長時間労働と低賃金の状況を続けることはできない/藤井委員長
あいさつした藤井委員長は、「交通産業では長年、要員不足が大きな問題となっている。産業の特性である長時間労働と低賃金の状況を続けることができないのは明らかだ。労使で現状を直視し、互いに誠意のある交渉をしなければならない」と述べた。賃上げ要求については、組合員にとって実質賃金の維持向上が不可欠だとし、加えて「賃金制度が確立されていない組合においては、制度確立を通年で交渉していくようお願いしてきた。さらにこれを求めていかなければならない」と強調した。
私鉄総連では10月以降に取り組んだ2015年秋季年末闘争で、「定期昇給制度を基本とした賃金制度の確立と拡充」を掲げ、中小組合を中心に一定数の組合で制度確立に向け前向きな回答を得たほか、制度拡充についても前進が見られている。
定昇相当分2.0%の引き上げを軸にベア分5,600円を要求
16春闘方針でも、賃金制度の確立について「定期昇給分(賃金カーブ維持分)については、人材を確保し、産業を成り立たせるうえでも最低限必要なものであり、経営責任としてその確保を強く求める」としている。要求では、定期昇給相当分が各組合の平均基本給の2.0%となるよう交渉を進める。そのうえで、賃金制度がなく定期昇給分の推計ができない組合は平均基本給2.0%と、生活維持分+生活回復・向上分(ベースアップに相当)として5,600円を要求する。ベア分の額は、前年より100円上積みしている。賃金制度が確立され定期昇給分について労使確認ができている組合は、ベア分を要求する。
年間臨時給(一時金)については、「賃金の後払い」的な性質を持つことを踏まえ、生活防衛、年間収入確保などの観点から、2015年度の協定月数を堅持するとともに、年間5カ月に満たない組合については、5カ月を要求することを基本とし、最低でも3カ月分の達成をめざす。

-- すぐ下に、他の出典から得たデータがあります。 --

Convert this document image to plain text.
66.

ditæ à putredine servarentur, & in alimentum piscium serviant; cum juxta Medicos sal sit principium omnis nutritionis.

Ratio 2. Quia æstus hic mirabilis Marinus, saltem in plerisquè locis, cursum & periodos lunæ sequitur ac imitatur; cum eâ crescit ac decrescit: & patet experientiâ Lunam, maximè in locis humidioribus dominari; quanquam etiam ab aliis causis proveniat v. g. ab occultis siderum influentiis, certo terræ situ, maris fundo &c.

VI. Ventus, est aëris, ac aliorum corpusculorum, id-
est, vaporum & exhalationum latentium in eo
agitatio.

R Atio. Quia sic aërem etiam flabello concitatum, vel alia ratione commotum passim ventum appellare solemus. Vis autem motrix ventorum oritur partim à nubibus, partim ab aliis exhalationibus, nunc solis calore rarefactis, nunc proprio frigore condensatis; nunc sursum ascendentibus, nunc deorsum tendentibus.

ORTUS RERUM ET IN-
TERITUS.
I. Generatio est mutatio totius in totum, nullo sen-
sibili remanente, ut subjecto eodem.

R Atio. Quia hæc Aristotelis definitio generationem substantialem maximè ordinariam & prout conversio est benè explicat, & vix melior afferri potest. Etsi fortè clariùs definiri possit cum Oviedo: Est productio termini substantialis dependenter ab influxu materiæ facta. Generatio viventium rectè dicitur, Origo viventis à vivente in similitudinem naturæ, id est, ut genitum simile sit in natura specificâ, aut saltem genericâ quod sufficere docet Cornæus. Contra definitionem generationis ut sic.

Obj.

ハイヤー・タクシーの専業組合の統一方針では、歩合給中心の賃金体系から、基本給もしくは固定的手当の充実をめざす。基本給について「1人平均2.0%(定昇相当分)と生活維持分+生活回復・向上分(ベア分)の5,600円」の引き上げを要求。出来高制賃金組合は、この要求を「固定的賃金の新設・拡充の原資として要求する」としている。年間臨時給は、年間5カ月分を基本目標とする
契約社員やパートなど非正規労働者の時間給については、「60円以上の引き上げ」を基本に改善を求める。
ヤマ場の戦術日程は2月29日に決定
交渉日程としては、賃金・臨時給および産別最賃の要求を2月8日に提出。ストライキ権の確立について、同月8日から3月3日正午までに各組合が投票を行い結果を集約する。闘争のヤマ場については、交渉の経緯などを踏まえて2月29日に予定している中央闘争委員会において戦術日程を決定する。